Test input Expected output What it validates
single points 3 0 0 degenerate segments
full overlap 0 0 5 maximum overlap counting
nested 0 2 6 varying coverage depth
disjoint 2 0 gaps and independent regions
identical 0 0 2 0 repeated identical intervals

Edge Cases

One important edge case is when segments degenerate into single points. For input:

1
5 5

The events become (5, +1) and (6, -1). The algorithm treats the interval [5, 5] as a unit-length contribution between 5 and 6. The active count becomes 1 exactly on that interval, so ans[1] increases by 1, matching the fact that exactly one integer point is covered.

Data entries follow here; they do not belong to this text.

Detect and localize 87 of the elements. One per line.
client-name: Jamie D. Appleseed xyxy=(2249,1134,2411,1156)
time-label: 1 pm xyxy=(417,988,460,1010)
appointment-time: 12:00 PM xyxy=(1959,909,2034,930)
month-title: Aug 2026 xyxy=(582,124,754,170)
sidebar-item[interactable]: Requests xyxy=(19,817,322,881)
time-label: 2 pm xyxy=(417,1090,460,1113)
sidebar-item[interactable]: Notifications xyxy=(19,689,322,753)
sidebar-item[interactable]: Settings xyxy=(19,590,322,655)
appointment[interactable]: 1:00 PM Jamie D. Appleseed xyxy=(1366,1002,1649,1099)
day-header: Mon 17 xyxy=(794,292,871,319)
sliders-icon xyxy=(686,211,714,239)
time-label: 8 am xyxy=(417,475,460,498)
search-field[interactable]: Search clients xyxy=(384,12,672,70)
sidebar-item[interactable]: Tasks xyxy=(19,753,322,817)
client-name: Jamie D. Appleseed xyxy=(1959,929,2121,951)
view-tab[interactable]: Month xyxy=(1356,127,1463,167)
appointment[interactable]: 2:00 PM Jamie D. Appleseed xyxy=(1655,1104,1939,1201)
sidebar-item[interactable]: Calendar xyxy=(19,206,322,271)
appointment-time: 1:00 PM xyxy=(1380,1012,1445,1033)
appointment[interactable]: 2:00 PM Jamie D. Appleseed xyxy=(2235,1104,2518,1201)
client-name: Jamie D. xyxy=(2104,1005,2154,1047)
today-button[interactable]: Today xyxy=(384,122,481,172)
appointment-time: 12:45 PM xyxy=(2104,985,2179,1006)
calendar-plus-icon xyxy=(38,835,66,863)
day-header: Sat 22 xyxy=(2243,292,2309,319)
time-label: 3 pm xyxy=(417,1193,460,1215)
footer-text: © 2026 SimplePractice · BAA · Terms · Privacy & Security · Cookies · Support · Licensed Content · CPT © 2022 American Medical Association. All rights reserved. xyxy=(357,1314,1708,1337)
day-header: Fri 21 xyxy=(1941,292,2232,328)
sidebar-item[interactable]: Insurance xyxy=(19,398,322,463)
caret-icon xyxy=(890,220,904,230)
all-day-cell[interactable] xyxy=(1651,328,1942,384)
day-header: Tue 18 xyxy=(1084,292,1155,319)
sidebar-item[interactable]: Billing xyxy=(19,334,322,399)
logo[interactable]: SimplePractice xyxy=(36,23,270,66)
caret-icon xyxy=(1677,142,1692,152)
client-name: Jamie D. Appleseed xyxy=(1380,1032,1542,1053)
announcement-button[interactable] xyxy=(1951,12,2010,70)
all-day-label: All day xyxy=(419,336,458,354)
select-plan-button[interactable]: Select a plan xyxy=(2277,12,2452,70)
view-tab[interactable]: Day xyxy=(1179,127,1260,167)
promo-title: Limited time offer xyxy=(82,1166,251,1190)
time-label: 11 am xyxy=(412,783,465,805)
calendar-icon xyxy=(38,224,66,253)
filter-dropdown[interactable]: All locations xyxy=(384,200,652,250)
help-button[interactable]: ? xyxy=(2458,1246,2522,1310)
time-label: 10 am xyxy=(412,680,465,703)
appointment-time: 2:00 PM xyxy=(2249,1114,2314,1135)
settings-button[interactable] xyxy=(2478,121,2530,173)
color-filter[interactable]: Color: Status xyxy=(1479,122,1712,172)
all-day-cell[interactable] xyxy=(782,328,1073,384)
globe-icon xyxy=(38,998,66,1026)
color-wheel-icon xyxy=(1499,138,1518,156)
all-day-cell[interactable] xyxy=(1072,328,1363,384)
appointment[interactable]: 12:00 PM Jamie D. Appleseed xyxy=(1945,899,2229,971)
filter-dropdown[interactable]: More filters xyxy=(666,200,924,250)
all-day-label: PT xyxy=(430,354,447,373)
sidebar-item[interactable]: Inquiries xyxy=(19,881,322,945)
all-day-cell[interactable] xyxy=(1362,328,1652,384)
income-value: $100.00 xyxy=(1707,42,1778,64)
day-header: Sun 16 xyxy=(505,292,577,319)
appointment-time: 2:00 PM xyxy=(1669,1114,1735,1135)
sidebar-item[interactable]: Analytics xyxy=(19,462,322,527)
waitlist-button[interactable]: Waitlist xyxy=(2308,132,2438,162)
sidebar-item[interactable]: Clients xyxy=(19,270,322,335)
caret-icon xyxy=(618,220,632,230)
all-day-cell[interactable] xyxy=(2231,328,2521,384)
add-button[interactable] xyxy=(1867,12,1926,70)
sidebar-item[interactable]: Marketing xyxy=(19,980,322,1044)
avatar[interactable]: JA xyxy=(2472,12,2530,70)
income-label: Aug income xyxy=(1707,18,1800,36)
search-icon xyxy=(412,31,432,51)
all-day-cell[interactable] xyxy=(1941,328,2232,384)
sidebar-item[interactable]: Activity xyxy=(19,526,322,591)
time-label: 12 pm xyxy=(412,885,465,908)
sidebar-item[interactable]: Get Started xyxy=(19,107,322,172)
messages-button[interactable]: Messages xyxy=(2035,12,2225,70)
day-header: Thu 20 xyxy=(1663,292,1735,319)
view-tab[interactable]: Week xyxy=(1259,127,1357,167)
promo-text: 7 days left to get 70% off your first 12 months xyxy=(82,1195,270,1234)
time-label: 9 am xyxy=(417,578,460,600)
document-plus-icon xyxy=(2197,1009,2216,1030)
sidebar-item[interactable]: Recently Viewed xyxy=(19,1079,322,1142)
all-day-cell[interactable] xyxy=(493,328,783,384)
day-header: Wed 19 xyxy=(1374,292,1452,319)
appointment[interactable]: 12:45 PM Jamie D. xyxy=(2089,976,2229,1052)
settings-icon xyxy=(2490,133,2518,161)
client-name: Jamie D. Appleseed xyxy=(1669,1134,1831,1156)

Another edge case occurs when multiple events share the same coordinate. For example:

2
1 3
3 5

At coordinate 3, one segment ends while another starts. Because we aggregate all deltas at each coordinate before moving forward, the transition is handled atomically. The active count used for the interval [1, 3] is correct, and the next interval starts with the updated active count without any intermediate corruption.